Cem Kaya, director of "Remix, Remake, Rip-Off," on copy culture in Turkish cinema, censorship and the quality of television.
Superman and Batman combined to become super-superheroes Photo: UFA FICTION
site: Mr. Kaya, your film is running in the section Country Focus Turkey. There on the program are Kurdish militias in Syria or mass graves in Cyprus. In your case, it’s instead about the directors of trashy remakes of "Star Wars" and "Rambo."
Cem Kaya: My film is just funny, tragicomic. On the one hand, it’s about the Yesilcam film industry, which emerges in Istanbul in the fifties and makes money under hardcore conditions. At its peak, it was churning out 300 films a year in the seventies. And on the other hand, it’s about the directors who had to find their way in this system. Of course, they were also about money, but a few of them were real visionaries, almost subversive. cetin İnanc, for example, with the Turkish Rambo – that is, one of the Turkish Rambos. The one with the biker gang that knows karate and the zombies. That’s cetin İnanc’s vision, and no one can copy it. The same goes for his Turkish "Star Wars.
Among other things, he stole film material from the real "Star Wars" for it.
And from about 15 other films. But what can he do? cetin İnanc knew at the time that technically he couldn’t keep up with Hollywood. Besides, there was no international copyright law in Turkey yet. It was all legal. So he takes the scenes, incorporates the material and otherwise relies on heart. He blows it all up a bit. That’s why his lead actor, Cuneyt Arkın, hits a hundred times where Luke Skywalker only hits once – because it makes the emotions big.
It does seem a bit silly, though, doesn’t it?
It automatically becomes a parody. Not because the Turkish "Star Wars" is silly, but because "Star Wars" has always been a bit silly. And above all, it has already been stolen itself: from Westerns, World War II films with John Wayne, the plot by Akira Kurosawa. When this comes from Turkey, it all just suddenly seems exotic.
The director, cinematographer and producer, born in Schweinfurt in 1976, grew up with the films of the Yesilcam studios from the Turkish video stores in Germany.
The downfall of this film industry then came with censorship and a military coup.
There has been a censorship authority in Turkey since the 1930s. It was only abolished in the 2000s and was sometimes looser, sometimes harder over the years. It will be bad in 1971. At that time, the military issues an ultimatum: "Resign or we’ll coup!" In this time of unrest – there are the student protests, a lot of right-wing violence, pogroms – the Yesilcam studios first have their heyday, but then lose confidence in the industry. They wait it out. You can see that in the declining film numbers. After the coup in 1980, market liberalization begins. Suddenly, original American films were being shown everywhere in Turkey. By then, the studios were already in the midst of a crisis. In 1990, they finally switched to television.
Is that going better?
Ninety percent is dreck, but even in Venezuela they celebrate the birthdays of Turkish soap stars. That’s already a big deal.
As part of the taz’s "Future Workshop," every Friday, instead of the Neuland page, a separate page is published for Leipzig, the taz.leipzigplanned, produced and written by young local journalists.
And what about censorship today? The last coup attempt was barely four months ago.
There is no censorship authority anymore, but any mayor, any senator of culture, anyone else can try to ban your work. You notice it at festivals, you notice it in the funding, and you see it in the cinemas. A large part of it belongs to the Mars Entertainment Group, and they don’t want to mess with the government. That’s why films that are too critical don’t even make it into the program.

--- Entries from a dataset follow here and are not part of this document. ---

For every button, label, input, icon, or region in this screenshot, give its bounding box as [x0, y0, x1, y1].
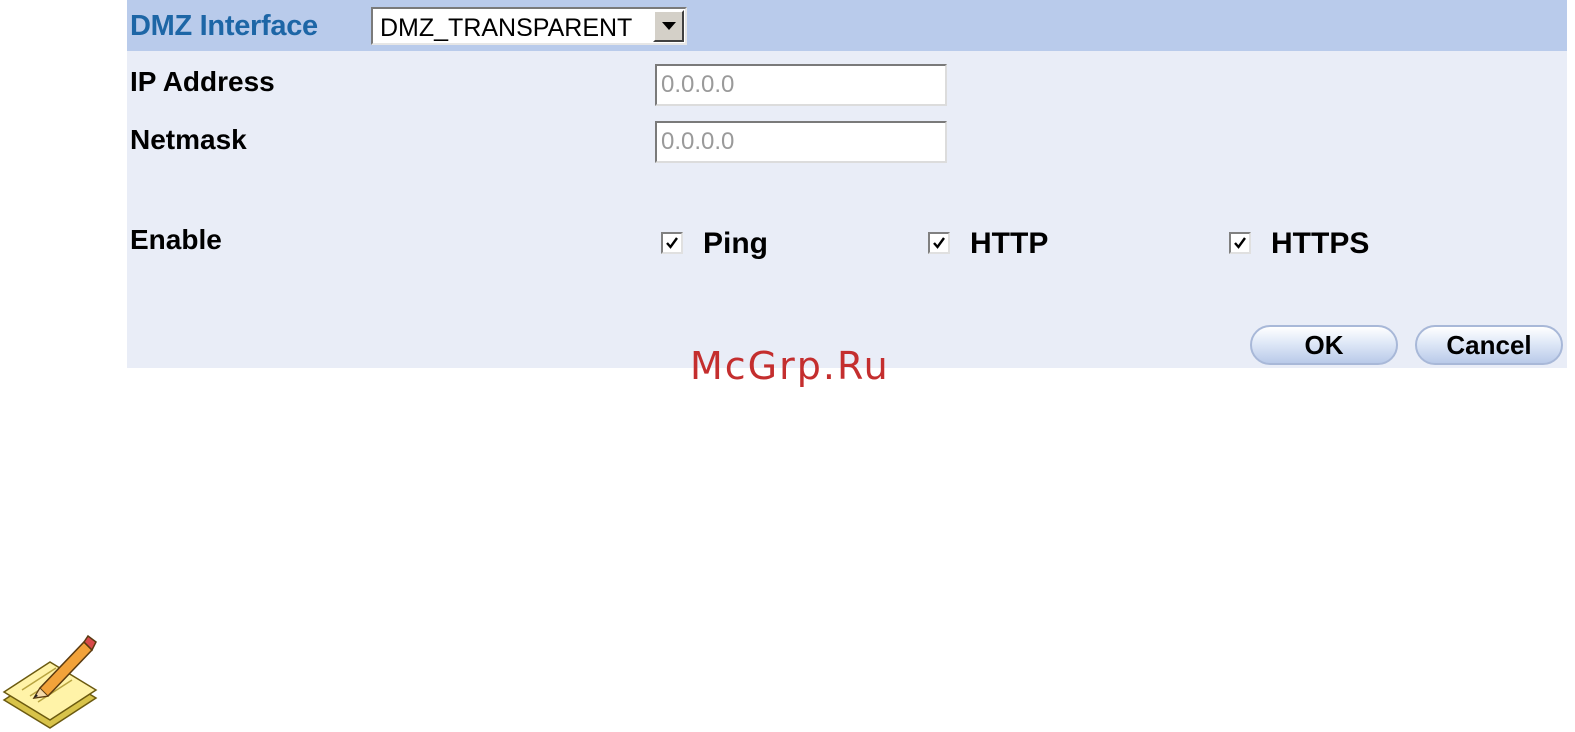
ok-button[interactable]: OK: [1250, 325, 1398, 365]
https-checkbox[interactable]: [1229, 232, 1251, 254]
dmz-settings-panel: DMZ Interface DMZ_TRANSPARENT IP Address…: [127, 0, 1567, 368]
checkmark-icon: [1234, 237, 1246, 249]
http-checkbox[interactable]: [928, 232, 950, 254]
netmask-label: Netmask: [130, 124, 247, 155]
ip-address-input[interactable]: [655, 64, 947, 106]
https-label: HTTPS: [1271, 227, 1370, 260]
chevron-down-icon: [662, 22, 676, 30]
dmz-interface-label: DMZ Interface: [130, 10, 318, 42]
checkmark-icon: [666, 237, 678, 249]
watermark-text: McGrp.Ru: [690, 344, 890, 388]
ping-checkbox[interactable]: [661, 232, 683, 254]
checkmark-icon: [933, 237, 945, 249]
cancel-button[interactable]: Cancel: [1415, 325, 1563, 365]
dmz-interface-header: DMZ Interface DMZ_TRANSPARENT: [127, 0, 1567, 51]
note-pencil-icon: [2, 634, 98, 729]
select-dropdown-button[interactable]: [653, 10, 684, 42]
dmz-interface-selected-value: DMZ_TRANSPARENT: [380, 14, 633, 42]
http-label: HTTP: [970, 227, 1049, 260]
ip-address-label: IP Address: [130, 66, 275, 97]
netmask-input[interactable]: [655, 121, 947, 163]
enable-label: Enable: [130, 224, 222, 255]
dmz-interface-select[interactable]: DMZ_TRANSPARENT: [371, 7, 687, 45]
ping-label: Ping: [703, 227, 768, 260]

Your film ends with footage of the Emek art house cinema in Istanbul. That stood until 2013 in the same area where Yesilcam Studios got its start.
And then it was destroyed. Instead, a shopping center was put there – with a copy of the Emek cinema as a built-in auditorium. There it is again, the subject of the copy. The resistance against this went directly into the protests on Taksim Square. At the DOK there is also a film about it.
"Audience Emancipated," in which material from your film was also used.
Right. They approached us at the time. That’s just solidarity among documentary filmmakers: You take from me, I take from you. A bit like Yesilcam.